The Petition further misstates the central issues in the case, which focus on the interpretation and enforcement of the California Coastal Act. It repeatedly says that the lower court’s injunction requires Petitioners to operate a business at a loss, allowing vehicles on the property for a maximum $2 charge, and goes so far as to say they are required to “furnish parking and soft drinks to the public at a loss.” This could not be further from the truth. As the appellate court correctly recognized, “… the injunction does not obligate appellants to provide staff or any amenities… [A]ppellants’ claims that the injunction forced them to operate a business is without merit.” (See Court of Appeal Decision, Page 44, Footnote 32). There has been no permit or other final decision requiring Petitioners to charge visitors $2 or any amount for vehicle access, or to advertise any message on its property, as no permit has even been sought. Accordingly, not only is the Petition disingenuous, its claims aren’t ripe.  

The fact of the matter is Khosla’s conduct of prohibiting access to Martins Beach constitutes development under plain terms of the California Coastal Act. The Coastal Act requires that everyone who engages in development along the coast obtain a Coastal Development Permit. This means that, like everyone else, Khosla has to obtain a permit before he can engage in development. Yet, still today, Khosla has yet to even apply. It’s as simple as that. These are straightforward matters of state law.

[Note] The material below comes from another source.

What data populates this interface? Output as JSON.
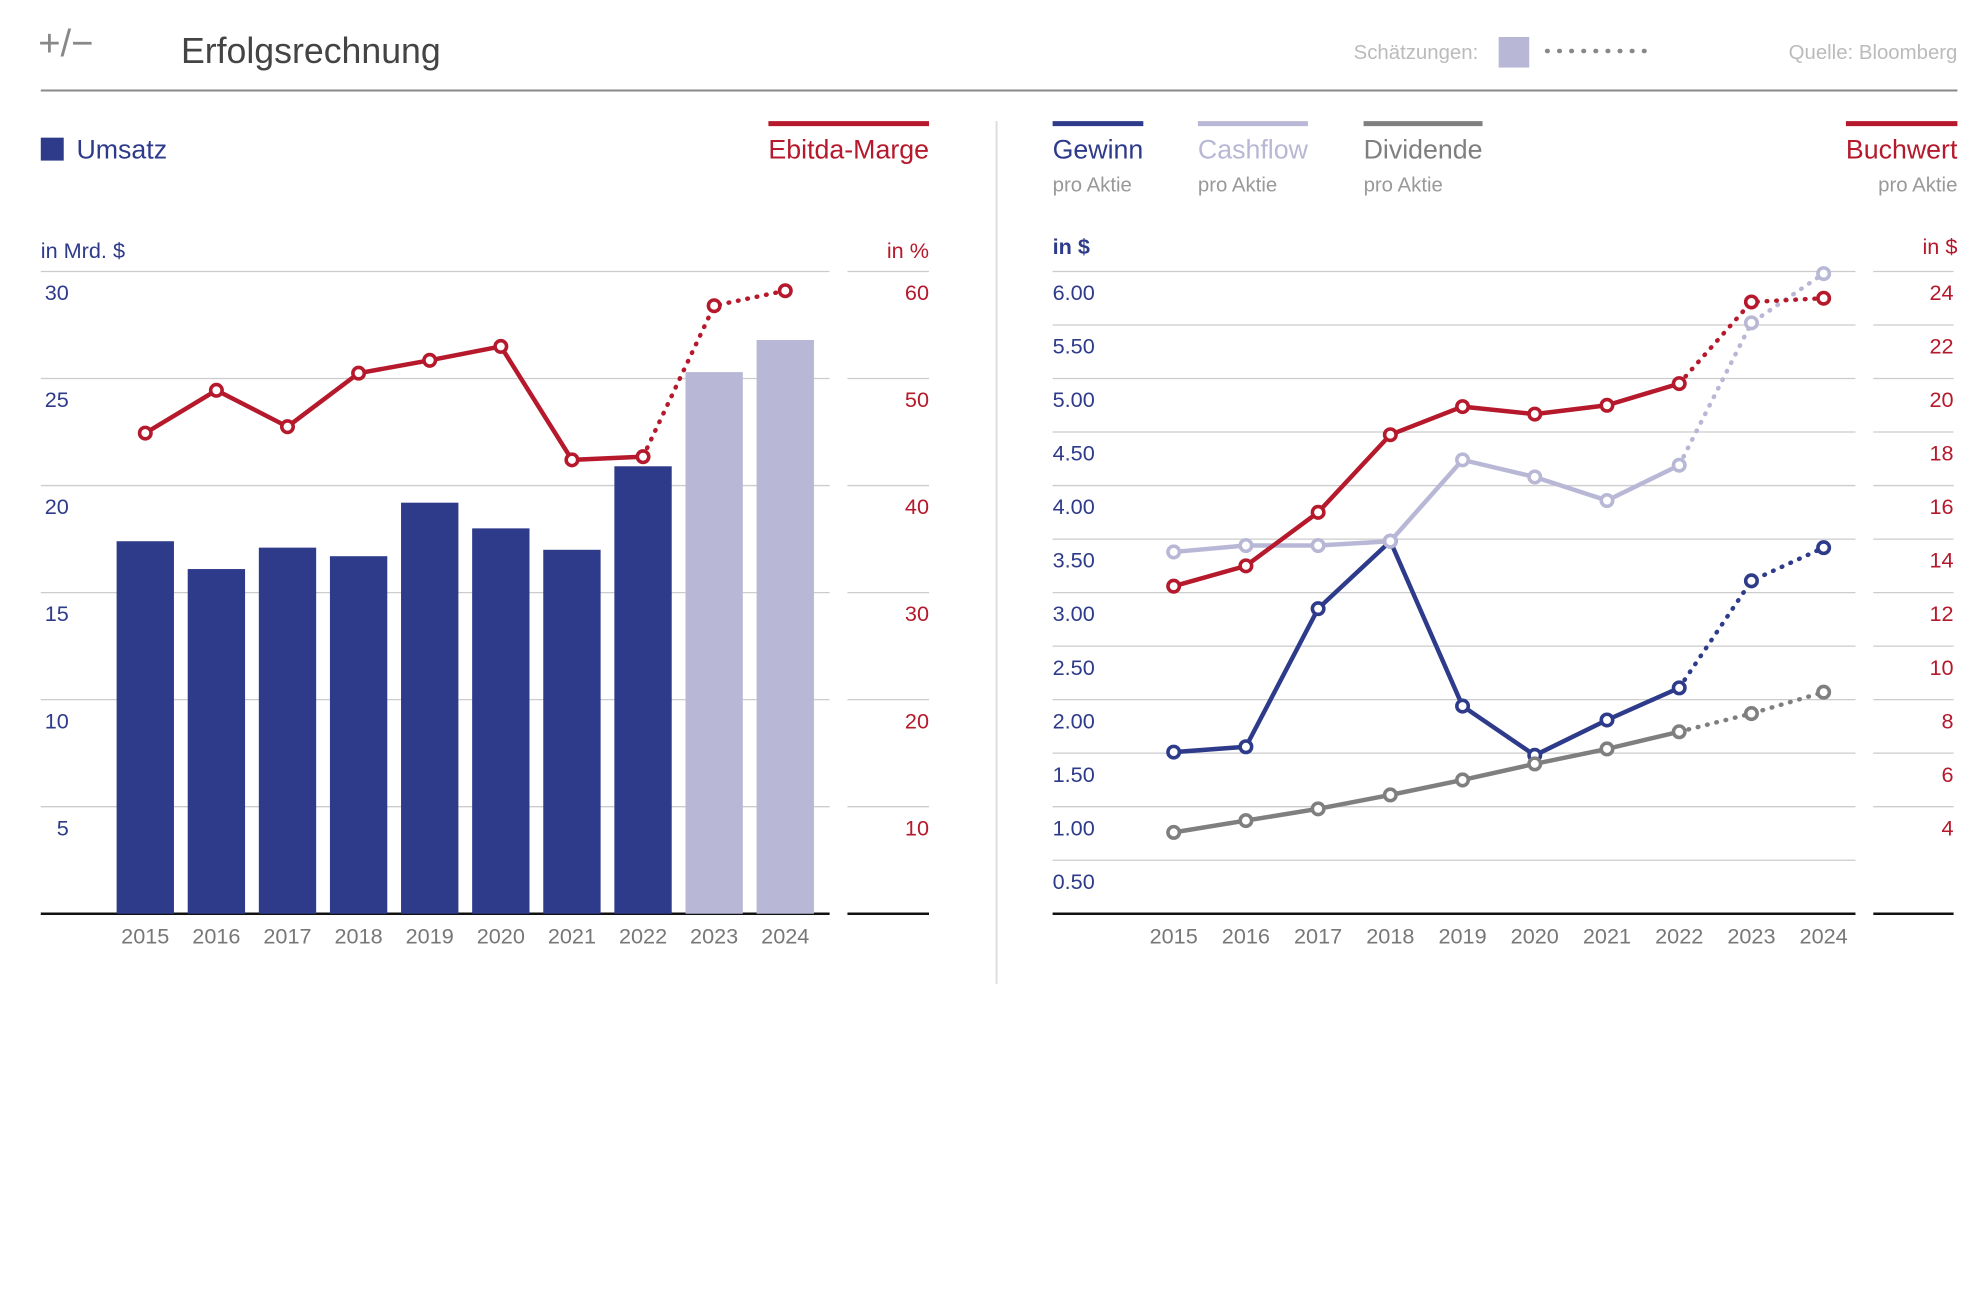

“We know that we have the stronger legal arguments in this case and that California courts have interpreted state law correctly, including within the parameters of takings analysis,” says Angela Howe, Legal Director for the Surfrider Foundation. “It is our hope that the court will deny the petition so that this public access issue can be resolved in as timely a manner as possible, to allow the public to return to recreating at and enjoying these public trust resources.”  Surfrider Foundation is well represented in this litigation by Joe Cotchett and Eric Buescher from Cotchett, Pitre, & McCarthy LLP, attorney Mark Massara and the California Appellate Law Group.

Khosla has hired attorney Paul Clement to represent him. Mr. Clement has handled many high profile cases, including United States v. Windsor, where he defended the Defense of Marriage Act (aka “DOMA”), which gay rights advocates argued was discriminatory and which the U.S. Supreme Court held unconstitutional in 2013. Clement has also previously represented the National Rifle Association, including in matters related to the 2012 Sandy Hook Elementary School shooting. 

The U.S. Supreme Court receives upwards of 8,000 Petitions for Writ of Certiorari each year, but only grants certiorari and hears less than 100 cases. It is anticipated that the U.S. Supreme Court will determine whether or not to hear the case by this summer.